Vincent n’a pas d’écailles, Thomas Salvador (2015), 78 minutes.

La bande-annonce pour Vincent n’a pas d’écailles était plutôt alléchante. Elle présentait un extrait du film plutôt amusant, et vantait ce dernier comme « le premier film de super-héros français », « 100% bio ». Certes, on pourra toujours arguer sur le fait que Vincent… soit ou non le premier film super-héroïque français. Mais son aspect « bio » ne souffre guère de contradiction.

Vincent a un super-pouvoir : le contact de l’eau décuple ses forces. Mais Vincent est quelqu’un de discret, qui cultive une apparence normale. Pas vraiment un héros. Le début du film le montre quittant Paris pour gagner le sud de la France, où il vit alors d’expédients. La journée, il bosse sur les chantiers, passe son temps libre à se baigner dans les rivières ou les lacs. La nuit, on supposera qu’il dort. Lors d’un concert, il rencontre la jolie Lucie, avec qui il finit par sortir, et à qui il explique son pouvoir – ce qui donne lieu à l’une des meilleures scènes du film. Sur un chantier, une rixe amène Vincent à user de sa super-force ; pas de chance, il blesse un collègue. Prévenue, la gendarmerie voudrait l’interroger, mais Vincent, peu désireux de s’expliquer sur ses pouvoirs, décide de fuir. Grosso modo, voilà pour l’histoire.

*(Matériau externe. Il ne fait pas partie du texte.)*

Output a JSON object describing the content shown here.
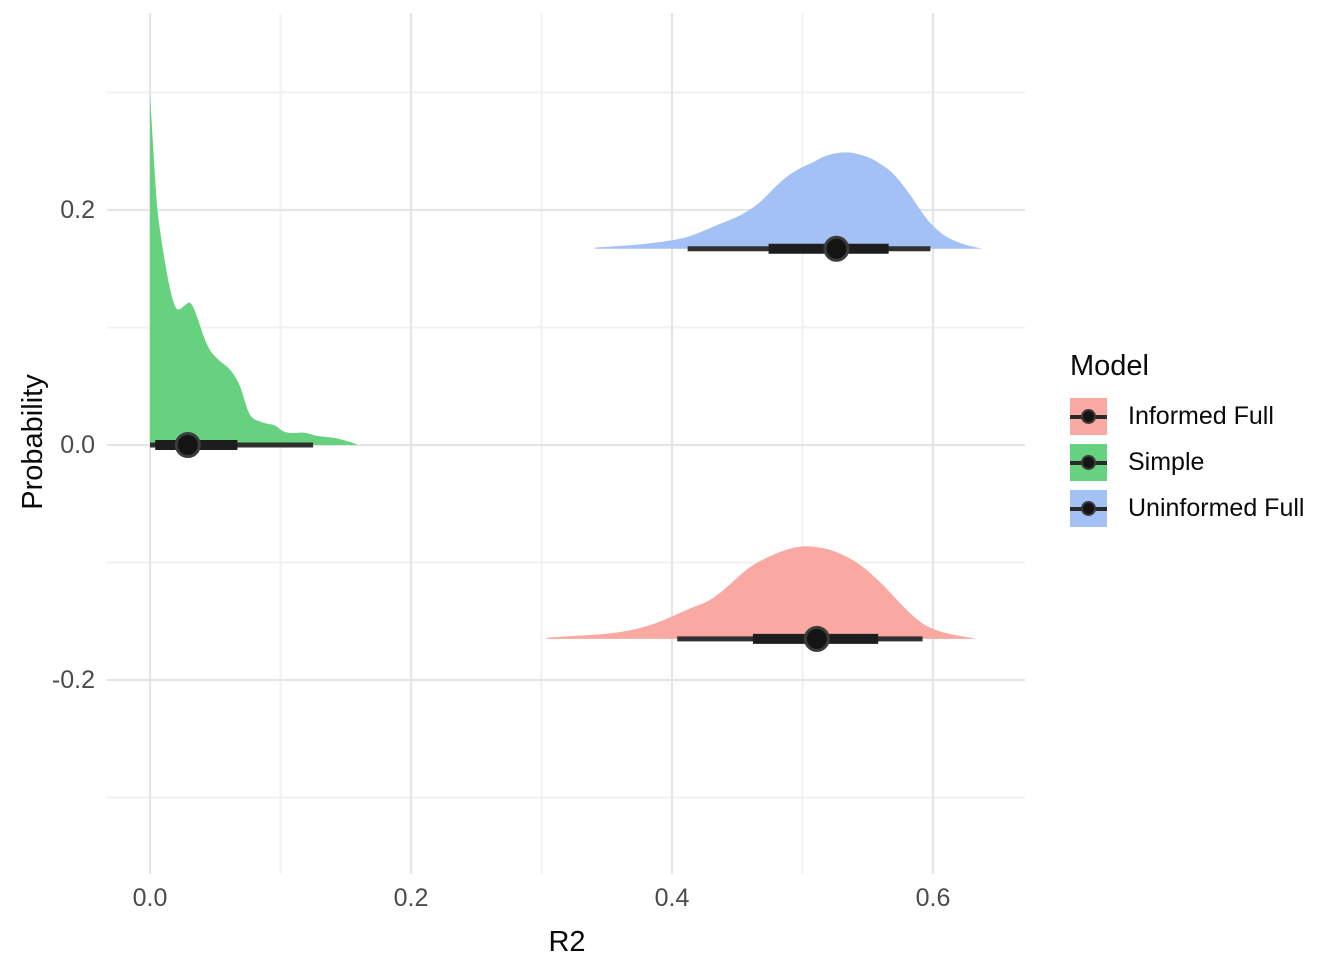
{
  "axes": {
    "x_title": "R2",
    "y_title": "Probability",
    "x_ticks": [
      "0.0",
      "0.2",
      "0.4",
      "0.6"
    ],
    "y_ticks": [
      "0.2",
      "0.0",
      "-0.2"
    ]
  },
  "legend": {
    "title": "Model",
    "items": [
      {
        "label": "Informed Full",
        "color": "#F9A8A2"
      },
      {
        "label": "Simple",
        "color": "#66D17E"
      },
      {
        "label": "Uninformed Full",
        "color": "#A4C1F5"
      }
    ]
  },
  "chart_data": {
    "type": "area",
    "subtype": "halfeye_density_with_median_intervals",
    "orientation": "horizontal_ridges",
    "title": "",
    "xlabel": "R2",
    "ylabel": "Probability",
    "xlim": [
      -0.033,
      0.67
    ],
    "ylim": [
      -0.365,
      0.368
    ],
    "x_major_ticks": [
      0.0,
      0.2,
      0.4,
      0.6
    ],
    "x_minor_ticks": [
      0.1,
      0.3,
      0.5
    ],
    "y_major_ticks": [
      0.2,
      0.0,
      -0.2
    ],
    "y_minor_ticks": [
      0.3,
      0.1,
      -0.1,
      -0.3
    ],
    "grid": true,
    "legend_position": "right",
    "legend_title": "Model",
    "series": [
      {
        "name": "Simple",
        "color": "#66D17E",
        "baseline_y": 0.0,
        "point_estimate": 0.029,
        "interval_thick": [
          0.004,
          0.067
        ],
        "interval_thin": [
          0.0,
          0.125
        ],
        "density": {
          "x": [
            0.0,
            0.002,
            0.004,
            0.006,
            0.009,
            0.012,
            0.015,
            0.018,
            0.021,
            0.026,
            0.031,
            0.036,
            0.041,
            0.046,
            0.051,
            0.055,
            0.06,
            0.065,
            0.07,
            0.075,
            0.079,
            0.084,
            0.09,
            0.096,
            0.102,
            0.11,
            0.118,
            0.126,
            0.134,
            0.142,
            0.149,
            0.155,
            0.159
          ],
          "height": [
            0.298,
            0.262,
            0.224,
            0.196,
            0.172,
            0.152,
            0.134,
            0.121,
            0.114,
            0.118,
            0.123,
            0.11,
            0.092,
            0.08,
            0.074,
            0.07,
            0.066,
            0.059,
            0.048,
            0.028,
            0.022,
            0.02,
            0.018,
            0.017,
            0.011,
            0.01,
            0.011,
            0.008,
            0.007,
            0.006,
            0.004,
            0.002,
            0.0
          ]
        }
      },
      {
        "name": "Uninformed Full",
        "color": "#A4C1F5",
        "baseline_y": 0.167,
        "point_estimate": 0.526,
        "interval_thick": [
          0.474,
          0.566
        ],
        "interval_thin": [
          0.412,
          0.598
        ],
        "density": {
          "x": [
            0.341,
            0.355,
            0.37,
            0.385,
            0.4,
            0.412,
            0.424,
            0.436,
            0.448,
            0.458,
            0.467,
            0.475,
            0.483,
            0.491,
            0.499,
            0.507,
            0.515,
            0.523,
            0.53,
            0.537,
            0.545,
            0.553,
            0.56,
            0.568,
            0.575,
            0.582,
            0.589,
            0.596,
            0.604,
            0.612,
            0.62,
            0.63,
            0.638
          ],
          "height": [
            0.001,
            0.002,
            0.003,
            0.005,
            0.007,
            0.01,
            0.015,
            0.021,
            0.026,
            0.032,
            0.039,
            0.048,
            0.057,
            0.064,
            0.069,
            0.073,
            0.078,
            0.081,
            0.082,
            0.082,
            0.08,
            0.077,
            0.072,
            0.066,
            0.057,
            0.047,
            0.035,
            0.024,
            0.015,
            0.009,
            0.005,
            0.002,
            0.0
          ]
        }
      },
      {
        "name": "Informed Full",
        "color": "#F9A8A2",
        "baseline_y": -0.165,
        "point_estimate": 0.511,
        "interval_thick": [
          0.462,
          0.558
        ],
        "interval_thin": [
          0.404,
          0.592
        ],
        "density": {
          "x": [
            0.304,
            0.318,
            0.333,
            0.348,
            0.362,
            0.375,
            0.387,
            0.398,
            0.408,
            0.416,
            0.424,
            0.432,
            0.44,
            0.449,
            0.458,
            0.467,
            0.476,
            0.485,
            0.494,
            0.503,
            0.512,
            0.521,
            0.53,
            0.539,
            0.548,
            0.557,
            0.566,
            0.575,
            0.584,
            0.593,
            0.603,
            0.613,
            0.623,
            0.634
          ],
          "height": [
            0.001,
            0.002,
            0.003,
            0.004,
            0.006,
            0.009,
            0.013,
            0.018,
            0.023,
            0.027,
            0.03,
            0.035,
            0.042,
            0.051,
            0.06,
            0.066,
            0.071,
            0.075,
            0.078,
            0.079,
            0.078,
            0.076,
            0.072,
            0.067,
            0.06,
            0.051,
            0.041,
            0.03,
            0.02,
            0.012,
            0.007,
            0.004,
            0.002,
            0.0
          ]
        }
      }
    ]
  }
}
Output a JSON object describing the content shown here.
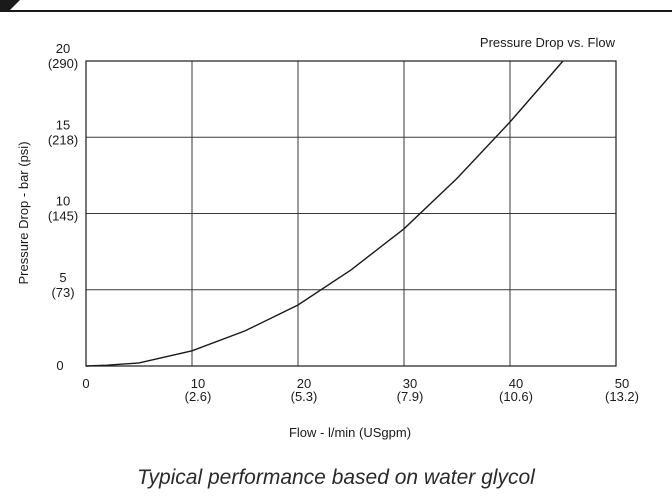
{
  "chart_data": {
    "type": "line",
    "title": "Pressure Drop vs. Flow",
    "xlabel": "Flow - l/min (USgpm)",
    "ylabel": "Pressure Drop - bar (psi)",
    "xlim": [
      0,
      50
    ],
    "ylim": [
      0,
      20
    ],
    "grid": true,
    "x_ticks": [
      {
        "value": 0,
        "label": "0",
        "sub": ""
      },
      {
        "value": 10,
        "label": "10",
        "sub": "(2.6)"
      },
      {
        "value": 20,
        "label": "20",
        "sub": "(5.3)"
      },
      {
        "value": 30,
        "label": "30",
        "sub": "(7.9)"
      },
      {
        "value": 40,
        "label": "40",
        "sub": "(10.6)"
      },
      {
        "value": 50,
        "label": "50",
        "sub": "(13.2)"
      }
    ],
    "y_ticks": [
      {
        "value": 0,
        "label": "0",
        "sub": ""
      },
      {
        "value": 5,
        "label": "5",
        "sub": "(73)"
      },
      {
        "value": 10,
        "label": "10",
        "sub": "(145)"
      },
      {
        "value": 15,
        "label": "15",
        "sub": "(218)"
      },
      {
        "value": 20,
        "label": "20",
        "sub": "(290)"
      }
    ],
    "series": [
      {
        "x": [
          0,
          2,
          5,
          10,
          15,
          20,
          25,
          30,
          35,
          40,
          45
        ],
        "y": [
          0,
          0.05,
          0.2,
          1.0,
          2.3,
          4.0,
          6.3,
          9.0,
          12.3,
          16.0,
          20.0
        ]
      }
    ]
  },
  "caption": "Typical performance based on water glycol",
  "colors": {
    "line": "#1a1a1a",
    "grid": "#3a3a3a",
    "frame": "#1a1a1a"
  }
}
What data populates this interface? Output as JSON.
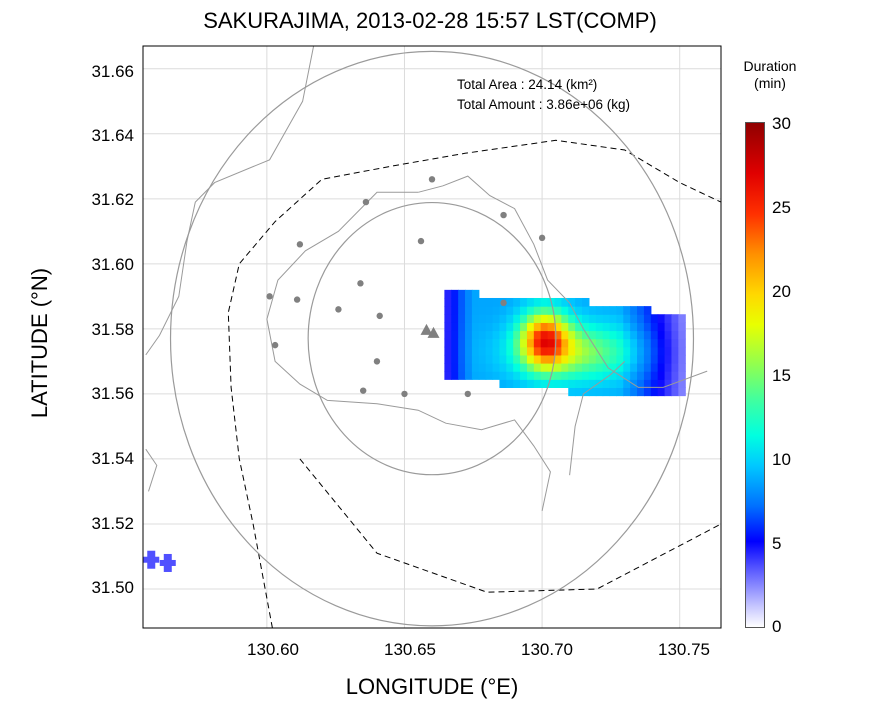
{
  "title": "SAKURAJIMA, 2013-02-28 15:57 LST(COMP)",
  "annotation": {
    "total_area": "Total Area   : 24.14 (km²)",
    "total_amount": "Total Amount : 3.86e+06 (kg)"
  },
  "axes": {
    "xlabel": "LONGITUDE (°E)",
    "ylabel": "LATITUDE (°N)",
    "xlim": [
      130.555,
      130.765
    ],
    "ylim": [
      31.488,
      31.667
    ],
    "xticks": [
      "130.60",
      "130.65",
      "130.70",
      "130.75"
    ],
    "yticks": [
      "31.50",
      "31.52",
      "31.54",
      "31.56",
      "31.58",
      "31.60",
      "31.62",
      "31.64",
      "31.66"
    ],
    "grid": true
  },
  "colorbar": {
    "title_line1": "Duration",
    "title_line2": "(min)",
    "ticks": [
      "0",
      "5",
      "10",
      "15",
      "20",
      "25",
      "30"
    ],
    "range": [
      0,
      30
    ]
  },
  "chart_data": {
    "type": "heatmap",
    "title": "SAKURAJIMA, 2013-02-28 15:57 LST(COMP)",
    "xlabel": "LONGITUDE (°E)",
    "ylabel": "LATITUDE (°N)",
    "value_label": "Duration (min)",
    "value_range": [
      0,
      30
    ],
    "summary": {
      "total_area_km2": 24.14,
      "total_amount_kg": 3860000.0
    },
    "vent_lon": 130.658,
    "vent_lat": 31.58,
    "radar_stations": [
      [
        130.66,
        31.626
      ],
      [
        130.636,
        31.619
      ],
      [
        130.686,
        31.615
      ],
      [
        130.656,
        31.607
      ],
      [
        130.612,
        31.606
      ],
      [
        130.7,
        31.608
      ],
      [
        130.601,
        31.59
      ],
      [
        130.611,
        31.589
      ],
      [
        130.634,
        31.594
      ],
      [
        130.626,
        31.586
      ],
      [
        130.641,
        31.584
      ],
      [
        130.686,
        31.588
      ],
      [
        130.603,
        31.575
      ],
      [
        130.64,
        31.57
      ],
      [
        130.635,
        31.561
      ],
      [
        130.65,
        31.56
      ],
      [
        130.673,
        31.56
      ]
    ],
    "circles": [
      {
        "lon": 130.66,
        "lat": 31.577,
        "radius_deg": 0.095
      },
      {
        "lon": 130.66,
        "lat": 31.577,
        "radius_deg": 0.045
      }
    ]
  },
  "colors": {
    "grid": "#dcdcdc",
    "coast": "#9a9a9a",
    "circle": "#9a9a9a",
    "station": "#808080"
  }
}
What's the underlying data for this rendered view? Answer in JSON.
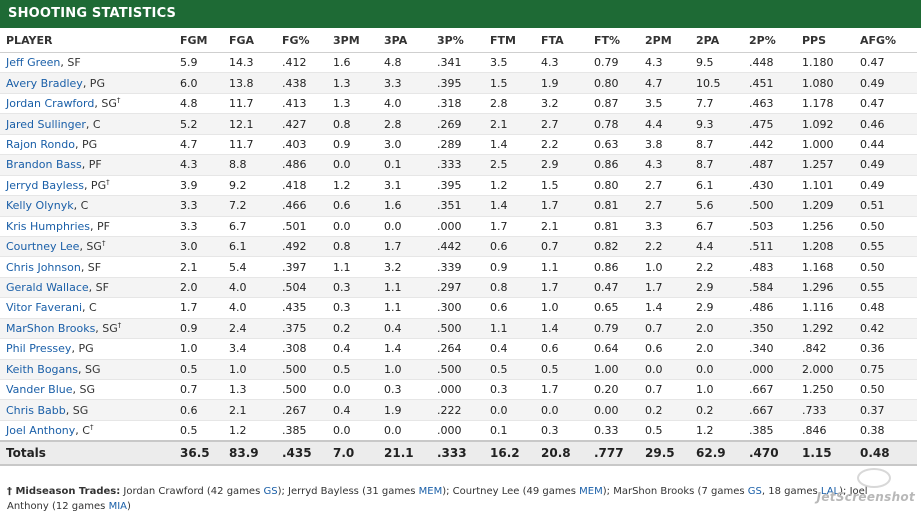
{
  "title": "SHOOTING STATISTICS",
  "columns": [
    "PLAYER",
    "FGM",
    "FGA",
    "FG%",
    "3PM",
    "3PA",
    "3P%",
    "FTM",
    "FTA",
    "FT%",
    "2PM",
    "2PA",
    "2P%",
    "PPS",
    "AFG%"
  ],
  "rows": [
    {
      "name": "Jeff Green",
      "pos": ", SF",
      "trade": "",
      "stats": [
        "5.9",
        "14.3",
        ".412",
        "1.6",
        "4.8",
        ".341",
        "3.5",
        "4.3",
        "0.79",
        "4.3",
        "9.5",
        ".448",
        "1.180",
        "0.47"
      ]
    },
    {
      "name": "Avery Bradley",
      "pos": ", PG",
      "trade": "",
      "stats": [
        "6.0",
        "13.8",
        ".438",
        "1.3",
        "3.3",
        ".395",
        "1.5",
        "1.9",
        "0.80",
        "4.7",
        "10.5",
        ".451",
        "1.080",
        "0.49"
      ]
    },
    {
      "name": "Jordan Crawford",
      "pos": ", SG",
      "trade": "†",
      "stats": [
        "4.8",
        "11.7",
        ".413",
        "1.3",
        "4.0",
        ".318",
        "2.8",
        "3.2",
        "0.87",
        "3.5",
        "7.7",
        ".463",
        "1.178",
        "0.47"
      ]
    },
    {
      "name": "Jared Sullinger",
      "pos": ", C",
      "trade": "",
      "stats": [
        "5.2",
        "12.1",
        ".427",
        "0.8",
        "2.8",
        ".269",
        "2.1",
        "2.7",
        "0.78",
        "4.4",
        "9.3",
        ".475",
        "1.092",
        "0.46"
      ]
    },
    {
      "name": "Rajon Rondo",
      "pos": ", PG",
      "trade": "",
      "stats": [
        "4.7",
        "11.7",
        ".403",
        "0.9",
        "3.0",
        ".289",
        "1.4",
        "2.2",
        "0.63",
        "3.8",
        "8.7",
        ".442",
        "1.000",
        "0.44"
      ]
    },
    {
      "name": "Brandon Bass",
      "pos": ", PF",
      "trade": "",
      "stats": [
        "4.3",
        "8.8",
        ".486",
        "0.0",
        "0.1",
        ".333",
        "2.5",
        "2.9",
        "0.86",
        "4.3",
        "8.7",
        ".487",
        "1.257",
        "0.49"
      ]
    },
    {
      "name": "Jerryd Bayless",
      "pos": ", PG",
      "trade": "†",
      "stats": [
        "3.9",
        "9.2",
        ".418",
        "1.2",
        "3.1",
        ".395",
        "1.2",
        "1.5",
        "0.80",
        "2.7",
        "6.1",
        ".430",
        "1.101",
        "0.49"
      ]
    },
    {
      "name": "Kelly Olynyk",
      "pos": ", C",
      "trade": "",
      "stats": [
        "3.3",
        "7.2",
        ".466",
        "0.6",
        "1.6",
        ".351",
        "1.4",
        "1.7",
        "0.81",
        "2.7",
        "5.6",
        ".500",
        "1.209",
        "0.51"
      ]
    },
    {
      "name": "Kris Humphries",
      "pos": ", PF",
      "trade": "",
      "stats": [
        "3.3",
        "6.7",
        ".501",
        "0.0",
        "0.0",
        ".000",
        "1.7",
        "2.1",
        "0.81",
        "3.3",
        "6.7",
        ".503",
        "1.256",
        "0.50"
      ]
    },
    {
      "name": "Courtney Lee",
      "pos": ", SG",
      "trade": "†",
      "stats": [
        "3.0",
        "6.1",
        ".492",
        "0.8",
        "1.7",
        ".442",
        "0.6",
        "0.7",
        "0.82",
        "2.2",
        "4.4",
        ".511",
        "1.208",
        "0.55"
      ]
    },
    {
      "name": "Chris Johnson",
      "pos": ", SF",
      "trade": "",
      "stats": [
        "2.1",
        "5.4",
        ".397",
        "1.1",
        "3.2",
        ".339",
        "0.9",
        "1.1",
        "0.86",
        "1.0",
        "2.2",
        ".483",
        "1.168",
        "0.50"
      ]
    },
    {
      "name": "Gerald Wallace",
      "pos": ", SF",
      "trade": "",
      "stats": [
        "2.0",
        "4.0",
        ".504",
        "0.3",
        "1.1",
        ".297",
        "0.8",
        "1.7",
        "0.47",
        "1.7",
        "2.9",
        ".584",
        "1.296",
        "0.55"
      ]
    },
    {
      "name": "Vitor Faverani",
      "pos": ", C",
      "trade": "",
      "stats": [
        "1.7",
        "4.0",
        ".435",
        "0.3",
        "1.1",
        ".300",
        "0.6",
        "1.0",
        "0.65",
        "1.4",
        "2.9",
        ".486",
        "1.116",
        "0.48"
      ]
    },
    {
      "name": "MarShon Brooks",
      "pos": ", SG",
      "trade": "†",
      "stats": [
        "0.9",
        "2.4",
        ".375",
        "0.2",
        "0.4",
        ".500",
        "1.1",
        "1.4",
        "0.79",
        "0.7",
        "2.0",
        ".350",
        "1.292",
        "0.42"
      ]
    },
    {
      "name": "Phil Pressey",
      "pos": ", PG",
      "trade": "",
      "stats": [
        "1.0",
        "3.4",
        ".308",
        "0.4",
        "1.4",
        ".264",
        "0.4",
        "0.6",
        "0.64",
        "0.6",
        "2.0",
        ".340",
        ".842",
        "0.36"
      ]
    },
    {
      "name": "Keith Bogans",
      "pos": ", SG",
      "trade": "",
      "stats": [
        "0.5",
        "1.0",
        ".500",
        "0.5",
        "1.0",
        ".500",
        "0.5",
        "0.5",
        "1.00",
        "0.0",
        "0.0",
        ".000",
        "2.000",
        "0.75"
      ]
    },
    {
      "name": "Vander Blue",
      "pos": ", SG",
      "trade": "",
      "stats": [
        "0.7",
        "1.3",
        ".500",
        "0.0",
        "0.3",
        ".000",
        "0.3",
        "1.7",
        "0.20",
        "0.7",
        "1.0",
        ".667",
        "1.250",
        "0.50"
      ]
    },
    {
      "name": "Chris Babb",
      "pos": ", SG",
      "trade": "",
      "stats": [
        "0.6",
        "2.1",
        ".267",
        "0.4",
        "1.9",
        ".222",
        "0.0",
        "0.0",
        "0.00",
        "0.2",
        "0.2",
        ".667",
        ".733",
        "0.37"
      ]
    },
    {
      "name": "Joel Anthony",
      "pos": ", C",
      "trade": "†",
      "stats": [
        "0.5",
        "1.2",
        ".385",
        "0.0",
        "0.0",
        ".000",
        "0.1",
        "0.3",
        "0.33",
        "0.5",
        "1.2",
        ".385",
        ".846",
        "0.38"
      ]
    }
  ],
  "totals": {
    "label": "Totals",
    "stats": [
      "36.5",
      "83.9",
      ".435",
      "7.0",
      "21.1",
      ".333",
      "16.2",
      "20.8",
      ".777",
      "29.5",
      "62.9",
      ".470",
      "1.15",
      "0.48"
    ]
  },
  "footnote": {
    "dagger": "†",
    "label": "Midseason Trades:",
    "items": [
      {
        "pre": " Jordan Crawford (42 games ",
        "team": "GS",
        "post": "); "
      },
      {
        "pre": "Jerryd Bayless (31 games ",
        "team": "MEM",
        "post": "); "
      },
      {
        "pre": "Courtney Lee (49 games ",
        "team": "MEM",
        "post": "); "
      },
      {
        "pre": "MarShon Brooks (7 games ",
        "team": "GS",
        "post": ", 18 games "
      },
      {
        "pre": "",
        "team": "LAL",
        "post": "); "
      },
      {
        "pre": "Joel Anthony (12 games ",
        "team": "MIA",
        "post": ")"
      }
    ]
  },
  "watermark": "JetScreenshot"
}
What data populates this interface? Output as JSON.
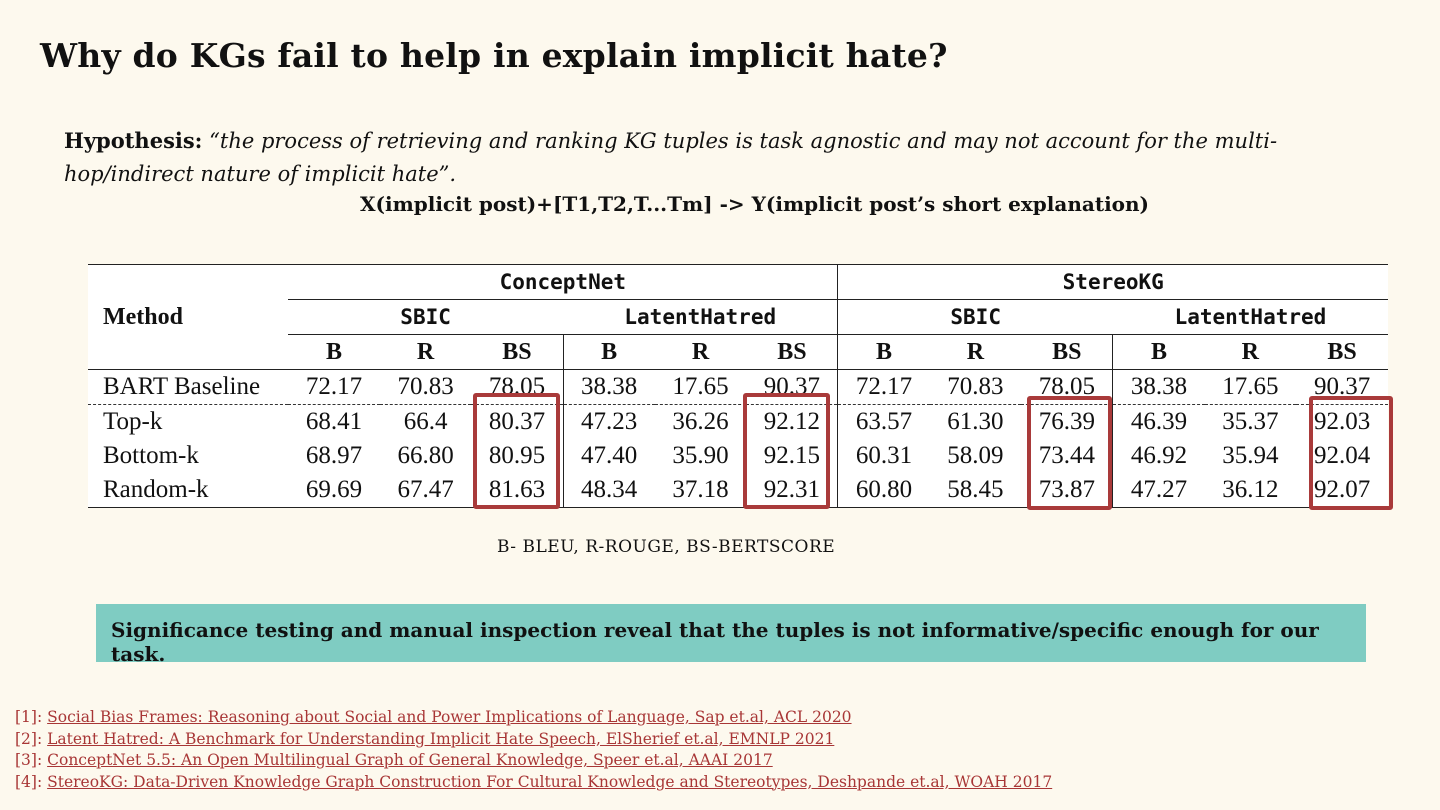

Vincent n’a pas d’écailles s’affirme bio dans le sens où, d’une part, il repose sur des effets spéciaux à l’ancienne. Aucun trucage numérique, rien que de bon vieux câbles (effacés à l’écran) ou trampolines. Mine de rien, ça fonctionne quand même : une modestie bienvenue. Une modestie qui se retrouve dans le scénario, très léger. La première moitié du film alterne les scènes : Vincent nage, Vincent drague, Vincent bosse… Amusant par moment, mais peu palpitant, jusqu’à ce que s’engage la course-poursuite. Et c’est tout (à peu près).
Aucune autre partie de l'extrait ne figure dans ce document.